Santo Agostinho nos ensina sobre o que somos e o que ainda podemos ser
É de uma delicadeza silenciosa como a teologia, quando bem compreendida, nos devolve à realidade sem nos esmagar. Ontem, durante uma reflexão entre meus rabiscos sobre Agostinho, fiquei martelando a distinção entre o ‘pecado original e o pecado originado’. Foi ele quem primeiro organizou essa linguagem que, séculos depois, ainda nos ajuda a nomear o que sentimos, mas nem sempre sabemos explicar. O pecado original, esse traço herdado desde Adão, não é um erro que cometemos, mas uma condição na qual nascemos, como uma inclinação, uma fratura sutil na natureza humana. Já o pecado originado é aquilo que fazemos a partir dessa condição: nossas escolhas, nossas quedas, nossas pequenas e grandes rupturas diárias.
Fechei minha conclusão nessa distinção depositando um alívio e sentindo uma responsabilidade. O alívio em compreender que nem tudo em nós foi escolhido. Existe uma inclinação que nos atravessa antes mesmo da consciência. Sei que, em algum lugar na Bíblia, talvez em Efésios, exista algo que aponta exatamente para isso: éramos, por natureza, merecedores da ira. Não por atos isolados, mas por uma concepção intrínseca. E, no entanto, essa constatação não nos aprisiona; ela nos situa. Porque se o pecado original não pode ser desfeito por esforço humano, ele exige redenção, graça, intervenção divina… O pecado originado, esse sim, se apresenta como campo de decisão, de consciência, de retorno.

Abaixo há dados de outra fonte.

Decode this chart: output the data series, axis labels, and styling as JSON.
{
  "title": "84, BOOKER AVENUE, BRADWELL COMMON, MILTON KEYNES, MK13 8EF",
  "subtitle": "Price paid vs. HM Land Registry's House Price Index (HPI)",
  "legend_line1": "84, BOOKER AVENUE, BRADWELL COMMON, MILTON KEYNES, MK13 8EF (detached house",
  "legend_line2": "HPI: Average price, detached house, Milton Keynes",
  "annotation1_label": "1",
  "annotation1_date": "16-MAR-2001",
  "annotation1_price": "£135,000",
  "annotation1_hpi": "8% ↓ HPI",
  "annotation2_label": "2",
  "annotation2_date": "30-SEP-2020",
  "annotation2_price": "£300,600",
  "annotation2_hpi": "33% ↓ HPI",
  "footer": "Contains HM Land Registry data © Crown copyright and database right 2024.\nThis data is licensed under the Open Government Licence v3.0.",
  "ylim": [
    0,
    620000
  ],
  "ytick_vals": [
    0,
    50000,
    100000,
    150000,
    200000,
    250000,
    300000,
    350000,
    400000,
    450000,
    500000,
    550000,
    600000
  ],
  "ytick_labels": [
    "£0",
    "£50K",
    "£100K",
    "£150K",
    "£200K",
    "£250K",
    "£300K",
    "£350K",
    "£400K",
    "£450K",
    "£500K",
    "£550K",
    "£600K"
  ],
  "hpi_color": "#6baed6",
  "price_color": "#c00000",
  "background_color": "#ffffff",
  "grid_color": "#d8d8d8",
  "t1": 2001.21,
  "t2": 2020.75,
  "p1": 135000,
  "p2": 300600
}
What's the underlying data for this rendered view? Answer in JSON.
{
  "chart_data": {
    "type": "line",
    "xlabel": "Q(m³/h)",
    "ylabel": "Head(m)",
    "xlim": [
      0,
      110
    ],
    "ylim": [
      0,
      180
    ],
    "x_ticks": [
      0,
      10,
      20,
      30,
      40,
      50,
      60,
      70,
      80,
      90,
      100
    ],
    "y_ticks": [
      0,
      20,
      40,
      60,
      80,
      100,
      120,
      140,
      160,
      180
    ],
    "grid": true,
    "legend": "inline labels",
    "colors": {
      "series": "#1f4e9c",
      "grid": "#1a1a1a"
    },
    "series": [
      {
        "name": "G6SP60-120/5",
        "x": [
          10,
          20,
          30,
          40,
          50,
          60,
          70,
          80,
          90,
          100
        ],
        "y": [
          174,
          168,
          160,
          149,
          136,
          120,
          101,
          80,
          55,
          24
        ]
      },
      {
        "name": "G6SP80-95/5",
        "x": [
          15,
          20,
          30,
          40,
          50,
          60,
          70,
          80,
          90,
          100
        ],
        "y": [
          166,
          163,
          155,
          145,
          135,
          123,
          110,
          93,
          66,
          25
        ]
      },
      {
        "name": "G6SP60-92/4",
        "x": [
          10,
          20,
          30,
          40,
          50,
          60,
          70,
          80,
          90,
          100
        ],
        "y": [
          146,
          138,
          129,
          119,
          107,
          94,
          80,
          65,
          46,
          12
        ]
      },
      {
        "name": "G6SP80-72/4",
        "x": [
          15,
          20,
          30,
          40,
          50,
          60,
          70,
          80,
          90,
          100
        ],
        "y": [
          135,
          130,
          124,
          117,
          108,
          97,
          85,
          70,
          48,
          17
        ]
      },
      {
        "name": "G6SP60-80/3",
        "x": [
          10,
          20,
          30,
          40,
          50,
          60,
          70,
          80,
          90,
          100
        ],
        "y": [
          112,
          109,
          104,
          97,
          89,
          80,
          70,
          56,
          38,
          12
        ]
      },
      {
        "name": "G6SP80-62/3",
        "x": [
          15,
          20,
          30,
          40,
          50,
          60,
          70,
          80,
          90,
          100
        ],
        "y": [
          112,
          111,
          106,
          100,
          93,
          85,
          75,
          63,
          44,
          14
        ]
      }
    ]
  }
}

E é aqui que a beleza do pensamento agostiniano encontra o coração humano: Deus não se coloca contra a pessoa, mas contra aquilo que a desfigura. Assim também é a ira de Deus: não um impulso descontrolado, mas uma justiça que se opõe àquilo que rompe a harmonia da criação. Quando Primeira Epístola de João afirma que Deus é amor, não está anulando sua justiça, mas revelando que até mesmo sua justiça nasce do amor: um amor que não se conforma com a destruição do ser amado.
É tipo aceitar uma verdade desconfortável e, ao mesmo tempo, libertadora: não escolhemos nossa condição inicial, mas somos responsáveis por nossas respostas a ela. Entre a herança e a escolha, existe um espaço sagrado onde a graça atua e a vontade responde. E talvez seja justamente aí, nesse intervalo invisível entre o que somos e o que fazemos, que Deus nos encontra, não para nos condenar pela origem, mas para nos transformar no caminho.